The following are some steps that are generally taken to ensure the accuracy of a physical count:
• The warehouse, retail store or storage facility should be arranged so as to facilitate counting and clearly segregate non-inventory items.
• Cut-off procedures should be put in place and final numbers of important documents such as dispatch notes and invoices are recorded. (Cut-off procedures are discussed in greater detail in section 9.5.2.)
• Prenumbered count sheets, tags or cards should be produced detailing inventory codes and descriptions. A supervisor should record all numbers used and account for spoiled documents to ensure that the count details are complete. Alternatively, where inventory items have bar codes, electronic scanners can be used to record the count.
• Counting should be done in teams of at least two people: one counter and one checker. All team members should sign the count records.
• Any damaged or incomplete items located during the count should be clearly listed on the count records.
• The supervisor should ensure that all goods have been counted before the count sheets are collected.
Once the physical count is complete, under the perpetual method the quantities on hand are then compared to recorded quantities and all discrepancies investigated.
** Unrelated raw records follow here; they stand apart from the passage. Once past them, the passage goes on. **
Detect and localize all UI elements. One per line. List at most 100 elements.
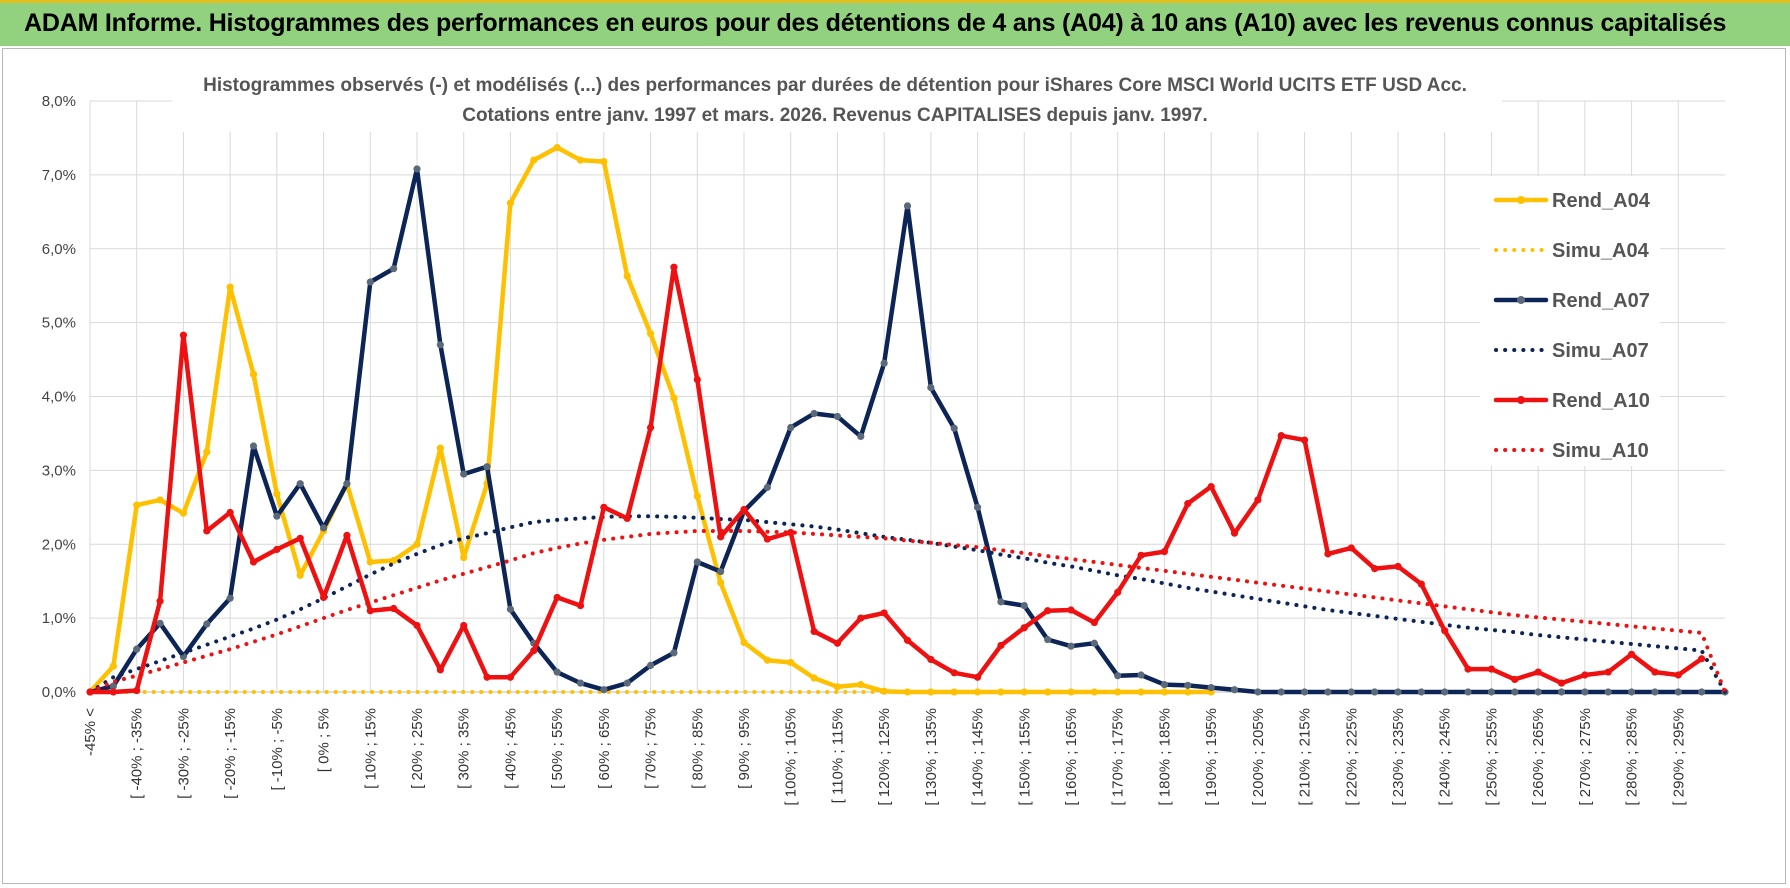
data-point-Rend_A07	[1417, 688, 1425, 696]
data-point-Rend_A07	[1557, 688, 1566, 696]
data-point-Rend_A07	[436, 341, 444, 349]
data-point-Rend_A07	[623, 679, 631, 687]
data-point-Rend_A10	[997, 641, 1005, 650]
data-point-Rend_A07	[1090, 639, 1098, 647]
data-point-Rend_A07	[226, 594, 234, 602]
x-tick-label: [ 170% ; 175%	[1110, 708, 1127, 806]
data-point-Rend_A07	[1371, 688, 1379, 696]
data-point-Rend_A10	[973, 673, 982, 681]
data-point-Rend_A10	[1651, 668, 1659, 676]
data-point-Rend_A07	[880, 359, 888, 367]
data-point-Rend_A10	[506, 673, 515, 681]
data-point-Rend_A07	[1347, 688, 1355, 696]
data-point-Rend_A10	[857, 614, 865, 622]
data-point-Rend_A07	[1020, 601, 1028, 610]
data-point-Rend_A10	[156, 597, 164, 605]
data-point-Rend_A07	[1230, 686, 1239, 694]
data-point-Rend_A04	[273, 490, 281, 498]
data-point-Rend_A10	[717, 533, 725, 541]
series-line-Simu_A07	[88, 514, 1727, 694]
legend-marker-Rend_A10	[1517, 396, 1525, 404]
legend-label-Rend_A07: Rend_A07	[1552, 290, 1650, 312]
data-point-Rend_A10	[390, 604, 398, 613]
data-point-Rend_A10	[226, 508, 234, 517]
chart-title-line: Histogrammes observés (-) et modélisés (…	[203, 75, 1467, 96]
x-tick-label: [ 190% ; 195%	[1203, 708, 1220, 806]
legend-label-Simu_A07: Simu_A07	[1552, 340, 1649, 362]
y-tick-label: 1,0%	[42, 610, 76, 627]
data-point-Rend_A07	[670, 649, 678, 657]
data-point-Rend_A07	[600, 686, 608, 694]
x-tick-label: [ -20% ; -15%	[222, 708, 239, 799]
x-tick-label: [ 20% ; 25%	[409, 708, 426, 789]
data-point-Rend_A07	[1441, 688, 1449, 696]
data-point-Rend_A10	[1511, 675, 1519, 684]
x-tick-label: [ 90% ; 95%	[736, 708, 753, 789]
x-tick-label: [ 70% ; 75%	[643, 708, 660, 789]
x-tick-label: [ 110% ; 115%	[829, 708, 846, 803]
data-point-Rend_A04	[226, 283, 234, 291]
data-point-Rend_A07	[506, 605, 515, 613]
data-point-Rend_A04	[296, 571, 304, 579]
data-point-Rend_A10	[109, 688, 117, 696]
data-point-Rend_A04	[740, 638, 748, 647]
data-point-Rend_A10	[179, 331, 188, 339]
data-point-Rend_A07	[1487, 688, 1496, 696]
data-point-Rend_A04	[670, 394, 678, 402]
data-point-Rend_A07	[1137, 671, 1145, 679]
data-point-Rend_A10	[1698, 655, 1706, 663]
data-point-Rend_A10	[763, 535, 771, 543]
data-point-Rend_A04	[623, 272, 631, 280]
data-point-Rend_A07	[973, 503, 982, 511]
data-point-Rend_A07	[343, 480, 351, 488]
data-point-Rend_A10	[203, 527, 211, 535]
data-point-Rend_A04	[390, 556, 398, 565]
data-point-Rend_A04	[787, 658, 795, 667]
x-tick-label: [ 10% ; 15%	[362, 708, 379, 789]
data-point-Rend_A04	[179, 509, 188, 517]
data-point-Rend_A04	[1090, 688, 1098, 696]
data-point-Rend_A07	[1534, 688, 1542, 696]
x-tick-label: [ -30% ; -25%	[175, 708, 192, 799]
data-point-Rend_A07	[296, 480, 304, 488]
data-point-Rend_A10	[1324, 550, 1332, 558]
data-point-Rend_A07	[1044, 635, 1052, 644]
data-point-Rend_A07	[390, 265, 398, 273]
data-point-Rend_A04	[1137, 688, 1145, 696]
data-point-Rend_A07	[857, 432, 865, 440]
x-tick-label: [ 210% ; 215%	[1297, 708, 1314, 806]
data-point-Rend_A07	[1627, 688, 1636, 696]
data-point-Rend_A10	[787, 528, 795, 537]
data-point-Rend_A07	[366, 278, 374, 286]
x-tick-label: [ -10% ; -5%	[269, 708, 286, 791]
data-point-Rend_A04	[1020, 688, 1028, 696]
data-point-Rend_A07	[1464, 688, 1472, 696]
data-point-Rend_A10	[1394, 562, 1402, 571]
x-tick-label: [ 240% ; 245%	[1437, 708, 1454, 806]
legend-label-Rend_A04: Rend_A04	[1552, 190, 1651, 212]
data-point-Rend_A10	[693, 375, 701, 384]
data-point-Rend_A07	[1114, 672, 1122, 680]
chart-title-background	[172, 66, 1502, 132]
data-point-Rend_A10	[1137, 551, 1145, 559]
data-point-Rend_A10	[1371, 565, 1379, 573]
data-point-Rend_A10	[1464, 665, 1472, 673]
data-point-Rend_A10	[1674, 671, 1682, 679]
data-point-Rend_A10	[1207, 483, 1215, 491]
x-tick-label: [ 100% ; 105%	[783, 708, 800, 806]
x-tick-label: [ -40% ; -35%	[129, 708, 146, 799]
report-title: ADAM Informe. Histogrammes des performan…	[24, 9, 1727, 37]
data-point-Rend_A07	[553, 668, 561, 676]
data-point-Rend_A04	[973, 688, 982, 696]
data-point-Rend_A10	[483, 673, 491, 681]
chart-title-line: Cotations entre janv. 1997 et mars. 2026…	[462, 105, 1208, 126]
data-point-Rend_A10	[319, 593, 328, 602]
data-point-Rend_A07	[1511, 688, 1519, 696]
data-point-Rend_A10	[249, 558, 258, 566]
y-tick-label: 6,0%	[42, 241, 76, 258]
x-tick-label: [ 60% ; 65%	[596, 708, 613, 789]
legend-marker-Rend_A07	[1517, 296, 1525, 304]
x-tick-label: [ 150% ; 155%	[1016, 708, 1033, 806]
data-point-Rend_A10	[1627, 650, 1636, 658]
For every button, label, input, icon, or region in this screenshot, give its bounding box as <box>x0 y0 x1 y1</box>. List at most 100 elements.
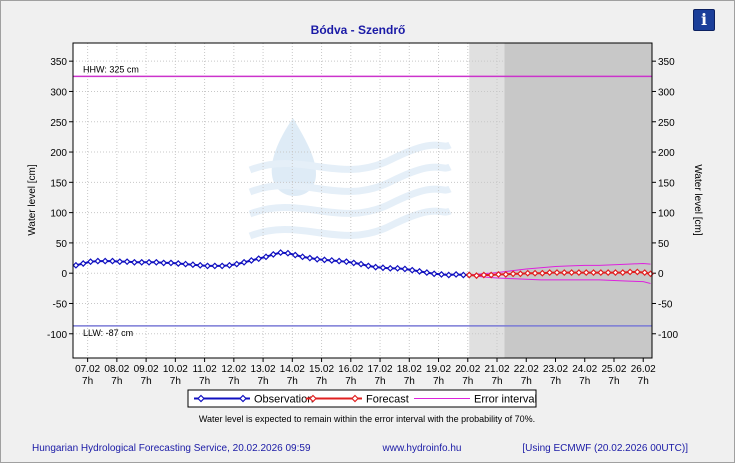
observation-point-49 <box>430 270 438 278</box>
y-tick-label-right-0: 0 <box>658 269 664 280</box>
x-tick-label-16: 23.02 <box>543 364 568 375</box>
y-tick-label-left--100: -100 <box>47 330 67 341</box>
x-tick-label-9: 16.02 <box>338 364 363 375</box>
y-tick-label-right-350: 350 <box>658 57 675 68</box>
x-tick-label-6: 13.02 <box>251 364 276 375</box>
forecast-point-8 <box>524 269 532 277</box>
forecast-point-17 <box>590 269 597 277</box>
legend-label-forecast: Forecast <box>366 394 409 406</box>
forecast-point-23 <box>633 268 641 276</box>
x-tick-sublabel-4: 7h <box>199 376 210 387</box>
footer-website-link[interactable]: www.hydroinfo.hu <box>382 443 462 454</box>
plot-area: -100 -100 -50 -50 0 0 50 50 100 100 150 150 200 200 25… <box>47 42 678 387</box>
forecast-point-12 <box>553 269 561 277</box>
observation-point-40 <box>364 262 372 270</box>
observation-point-23 <box>240 258 248 266</box>
x-tick-sublabel-5: 7h <box>228 376 239 387</box>
observation-point-26 <box>262 253 270 261</box>
y-tick-label-right-150: 150 <box>658 178 675 189</box>
x-tick-sublabel-16: 7h <box>550 376 561 387</box>
x-tick-label-3: 10.02 <box>163 364 188 375</box>
x-tick-sublabel-11: 7h <box>404 376 415 387</box>
x-tick-sublabel-6: 7h <box>258 376 269 387</box>
info-icon[interactable]: i <box>693 9 715 31</box>
legend-label-error-interval: Error interval <box>474 394 537 406</box>
forecast-point-1 <box>473 272 480 280</box>
x-tick-sublabel-7: 7h <box>287 376 298 387</box>
y-tick-label-left-300: 300 <box>50 87 67 98</box>
observation-point-20 <box>218 262 226 270</box>
legend-marker-b-observation <box>239 394 247 403</box>
observation-point-53 <box>459 271 467 279</box>
x-tick-sublabel-13: 7h <box>462 376 473 387</box>
x-tick-sublabel-2: 7h <box>141 376 152 387</box>
forecast-point-5 <box>502 270 510 278</box>
watermark-wave-1 <box>248 163 452 196</box>
y-tick-label-right--50: -50 <box>658 299 673 310</box>
error-interval-lower <box>469 274 651 284</box>
observation-point-28 <box>277 249 285 257</box>
x-tick-label-8: 15.02 <box>309 364 334 375</box>
x-tick-label-4: 11.02 <box>192 364 217 375</box>
forecast-point-22 <box>626 268 634 276</box>
x-tick-sublabel-0: 7h <box>82 376 93 387</box>
observation-point-1 <box>79 260 87 267</box>
forecast-point-11 <box>546 269 554 277</box>
legend: Observation Forecast Error interval <box>187 389 537 408</box>
y-tick-label-right-50: 50 <box>658 239 670 250</box>
legend-items: Observation Forecast Error interval <box>194 394 537 406</box>
observation-point-47 <box>416 267 423 275</box>
x-tick-sublabel-19: 7h <box>638 376 649 387</box>
x-tick-label-19: 26.02 <box>631 364 656 375</box>
legend-marker-b-forecast <box>351 394 359 403</box>
observation-point-30 <box>291 251 299 259</box>
y-tick-label-right-300: 300 <box>658 87 675 98</box>
x-tick-label-5: 12.02 <box>221 364 246 375</box>
x-tick-sublabel-8: 7h <box>316 376 327 387</box>
y-tick-label-left-50: 50 <box>56 239 68 250</box>
forecast-point-18 <box>597 269 605 277</box>
x-tick-label-14: 21.02 <box>484 364 509 375</box>
observation-point-21 <box>225 261 233 269</box>
x-tick-sublabel-14: 7h <box>491 376 502 387</box>
y-tick-label-left-100: 100 <box>50 209 67 220</box>
x-tick-sublabel-1: 7h <box>111 376 122 387</box>
forecast-point-21 <box>619 269 627 277</box>
forecast-shade-0 <box>469 43 505 358</box>
x-tick-label-17: 24.02 <box>572 364 597 375</box>
observation-point-15 <box>182 260 190 268</box>
forecast-point-9 <box>531 269 539 277</box>
x-tick-sublabel-9: 7h <box>345 376 356 387</box>
legend-marker-a-observation <box>197 394 205 403</box>
observation-point-3 <box>94 257 102 265</box>
chart-title: Bódva - Szendrő <box>311 23 406 37</box>
llw-label: LLW: -87 cm <box>83 328 133 338</box>
observation-point-16 <box>189 261 197 269</box>
observation-point-12 <box>160 259 168 267</box>
watermark-wave-0 <box>248 141 452 174</box>
watermark-wave-2 <box>248 185 452 218</box>
observation-point-46 <box>408 266 416 274</box>
y-tick-label-left--50: -50 <box>53 299 68 310</box>
observation-point-13 <box>167 259 175 267</box>
footer-service: Hungarian Hydrological Forecasting Servi… <box>32 443 311 454</box>
forecast-point-19 <box>604 269 612 277</box>
y-tick-label-right--100: -100 <box>658 330 678 341</box>
x-tick-sublabel-10: 7h <box>374 376 385 387</box>
forecast-point-2 <box>480 271 488 279</box>
observation-point-39 <box>357 260 365 268</box>
forecast-point-15 <box>575 269 583 277</box>
x-tick-label-7: 14.02 <box>280 364 305 375</box>
x-tick-sublabel-18: 7h <box>608 376 619 387</box>
y-tick-label-right-100: 100 <box>658 209 675 220</box>
observation-point-36 <box>335 257 343 265</box>
forecast-point-13 <box>560 269 568 277</box>
x-tick-label-12: 19.02 <box>426 364 451 375</box>
x-tick-label-13: 20.02 <box>455 364 480 375</box>
observation-point-27 <box>269 250 277 258</box>
forecast-point-10 <box>538 269 546 277</box>
observation-point-7 <box>123 258 131 266</box>
hhw-label: HHW: 325 cm <box>83 64 139 74</box>
y-tick-label-right-250: 250 <box>658 118 675 129</box>
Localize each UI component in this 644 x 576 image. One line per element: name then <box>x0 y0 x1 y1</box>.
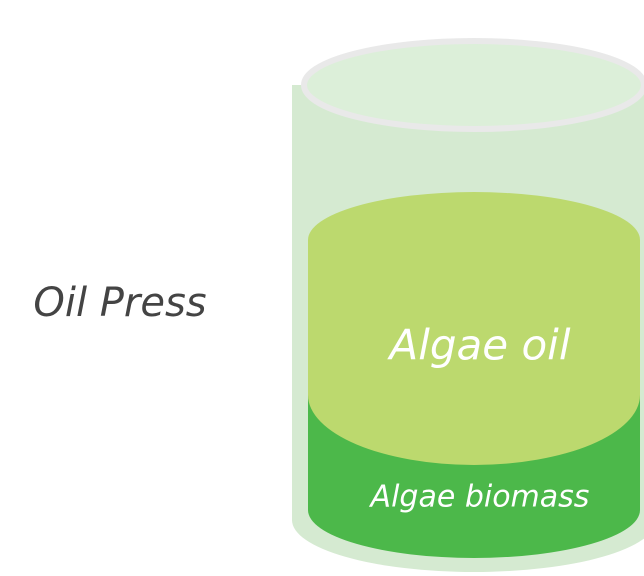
cylinder-top <box>304 41 644 129</box>
diagram: Oil Press Algae oil Algae biomass <box>0 0 644 576</box>
title: Oil Press <box>33 280 206 326</box>
biomass-label: Algae biomass <box>369 480 590 515</box>
page: Oil Press Algae oil Algae biomass (() =>… <box>0 0 644 576</box>
oil-label: Algae oil <box>386 321 570 370</box>
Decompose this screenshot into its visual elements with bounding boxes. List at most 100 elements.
Recording errors cause discrepancies; for example, the wrong code number or quantity might have been entered, or a transaction might not have been processed in the correct period. Alternatively, discrepancies may reveal losses of goods caused by damage or fraud. Recording errors can be corrected but the value of goods that have been lost should be written off . Unless they are immaterial, inventory losses must be disclosed separately in the notes to the financial statements.
Once the count is completed, under this method the count quantities are then costed and the value of inventory brought to account. This adjustment can be done in a number of way.
Under the periodic method, inventory losses and fraud cannot be identified and recorded as a separate expense. The movement in inventory balances plus the cost of purchases is presumed to represent the cost of sales during the reporting period.